Taşımalı eğitim bir de Bakanlığın “Özel sektörün eğitim ve öğretimdeki payını artırmak amacıyla teşvik ve uygulamalarının geliştirilmesi, geliştirilen teşvik ve finansman uygulamalarının izlenmesi ve değerlendirilmesi” stratejisiyle birleştiğinde okul, özellikle büyük kentlerde eğitim ve mahalli kurucu kamusal bileşen niteliklerini iyice kaybederek bir yatırım aracına dönüşüyor. Gayrimenkul dergilerinde eğitim yatırımcıları, nitelikli eğitim mekanlarını değil, araziye kar getirecek yöntemleri konuşmaya başlıyor:

“Eğitim yapılarının şöyle güzel bir tarafı var. Hangi sektörde olursanız olun bir lokasyonu var: Ofis dediğin, MİA bölgesinde olur. Otel yapacaksanız, 10 yer sayamazsınız bölge olarak. Ama eğitim öyle değil. Gaziosmanpaşa’da 5 dönüm araziniz var. Ne yapacaksınız? Otel mi, ofis mi? Ama Gaziosmanpaşa’da ayda çocuğuna 1.000 lira ayırabilen bir aileye okul yaparsınız. O değersiz görünen hiçbir fizibiliteye uymayan arsa, 150–200.000 kira geliri getirebilecek bir mülk olabilir.”

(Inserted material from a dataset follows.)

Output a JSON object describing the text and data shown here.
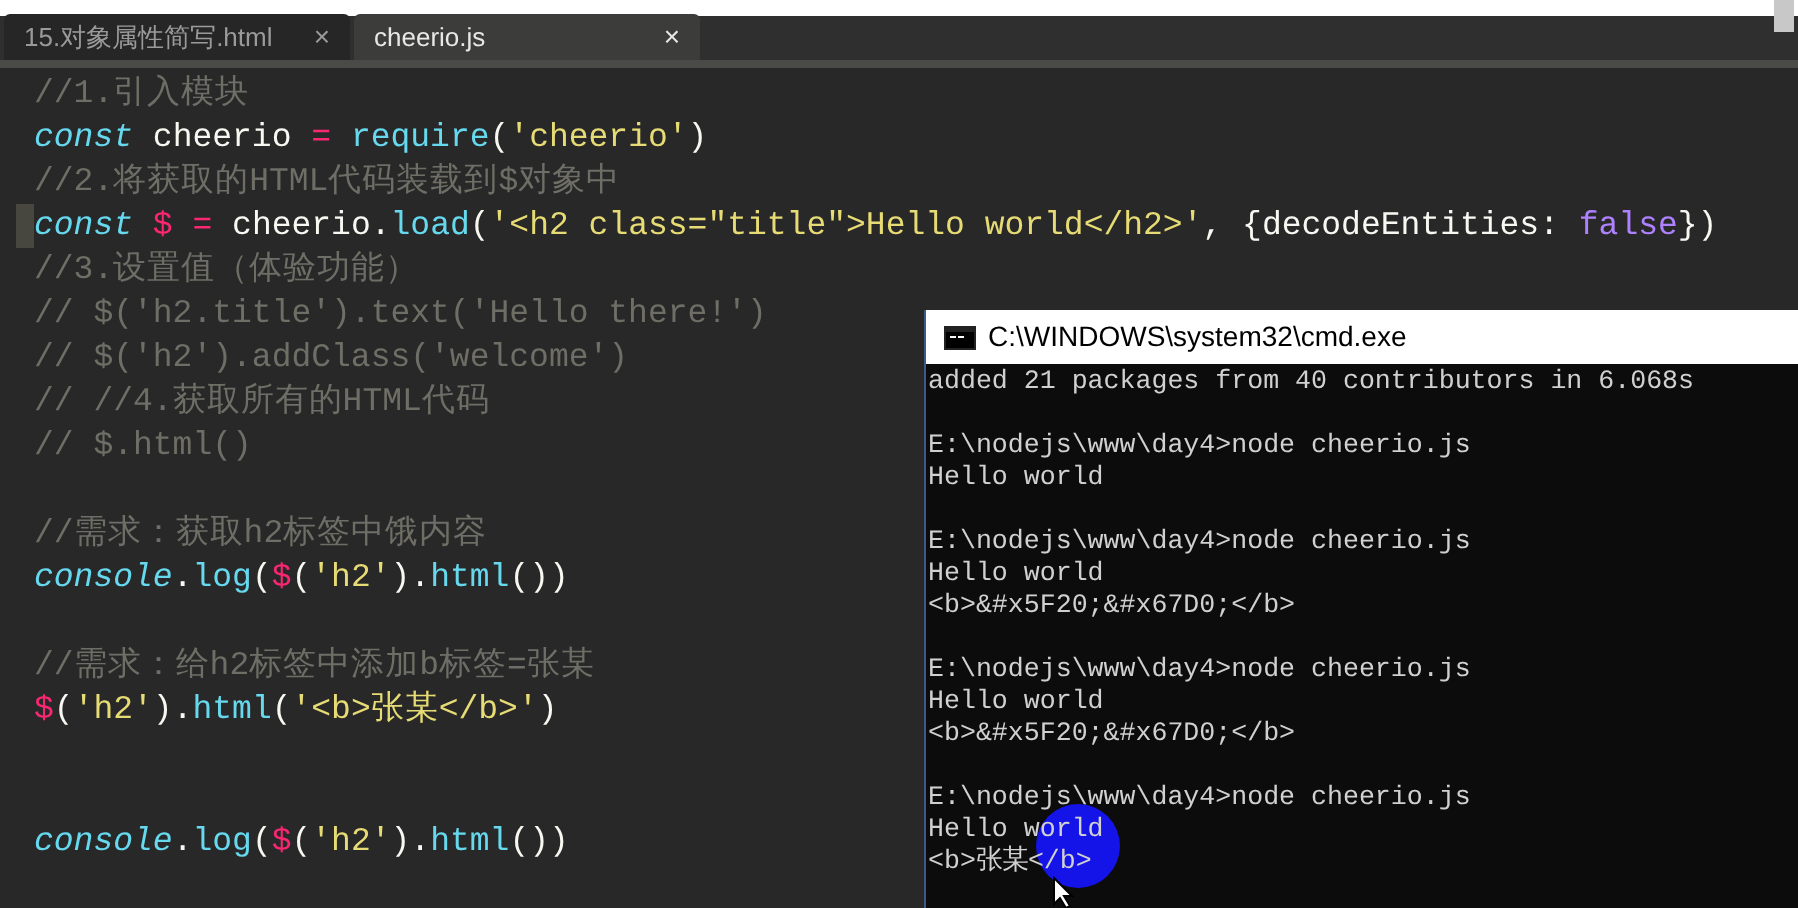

Gayrimenkul Türkiye’de yayımlanan alıntıyı Mekanda Adalet ve Çocuk sayısında, Selin Yazıcı ile birlikte hazırladığımız İstanbul’un Dönüşüm Coğrafyasında Özel Okulların Yeri başlıklı makalede genişçe inceledik. (Sayının tamamına ulaşmak isteyenler info@beyond.istanbul adresine mail atabilirler.) Bu yaklaşımla eğitim mekanları üretildiğinde, mekan örgütlenmesi de etkileşime kapanıyor. Eğitim mekanının ve dolayısıyla eğitimin niteliği sınıflar ayrımlarında adaletsizliği pekiştirmeye başlıyor.

Mekanda Adalet ve Çocuk sayısında yer alan İstanbul’un Dönüşüm Coğrafyasında Özel Okulların Rolü adlı makale kapsamında hazırlanan, özel okullar ve kapalı siteler ilişkisini ortaya koyan harita çalışması. Turuncu alanlar kapalı siteleri, siyah alanlar özel okulları gösterir. Görselleştirme: Selin Yazıcı.

Bu durumun en açık ifadesi istatistiklerde kendini gösteriyor. Standartlara göre okul bahçelerinin öğrenci başına 5 metrekare olması gerekirken raporda belirtilen tablo şu:

“Tüm okullarda öğrenci başına düşen ortalama bahçe alanının yaklaşık 3,2 m2 olduğu belirlendi. Bu rakam ilkokul ve ortaokulda 2,5 lisede ise 5,2 m2’dir. Devlet ve özel ayrımında ise öğrenci başına düşen bahçe alanını devlet okullarında 3 m2, özel okullarda ise yaklaşık 8 m2’dir.”

Adaletsizliğin boyutları hep o tanıdık hikayede. Dezavantaj tanımları hep bildiğimiz tanımlar.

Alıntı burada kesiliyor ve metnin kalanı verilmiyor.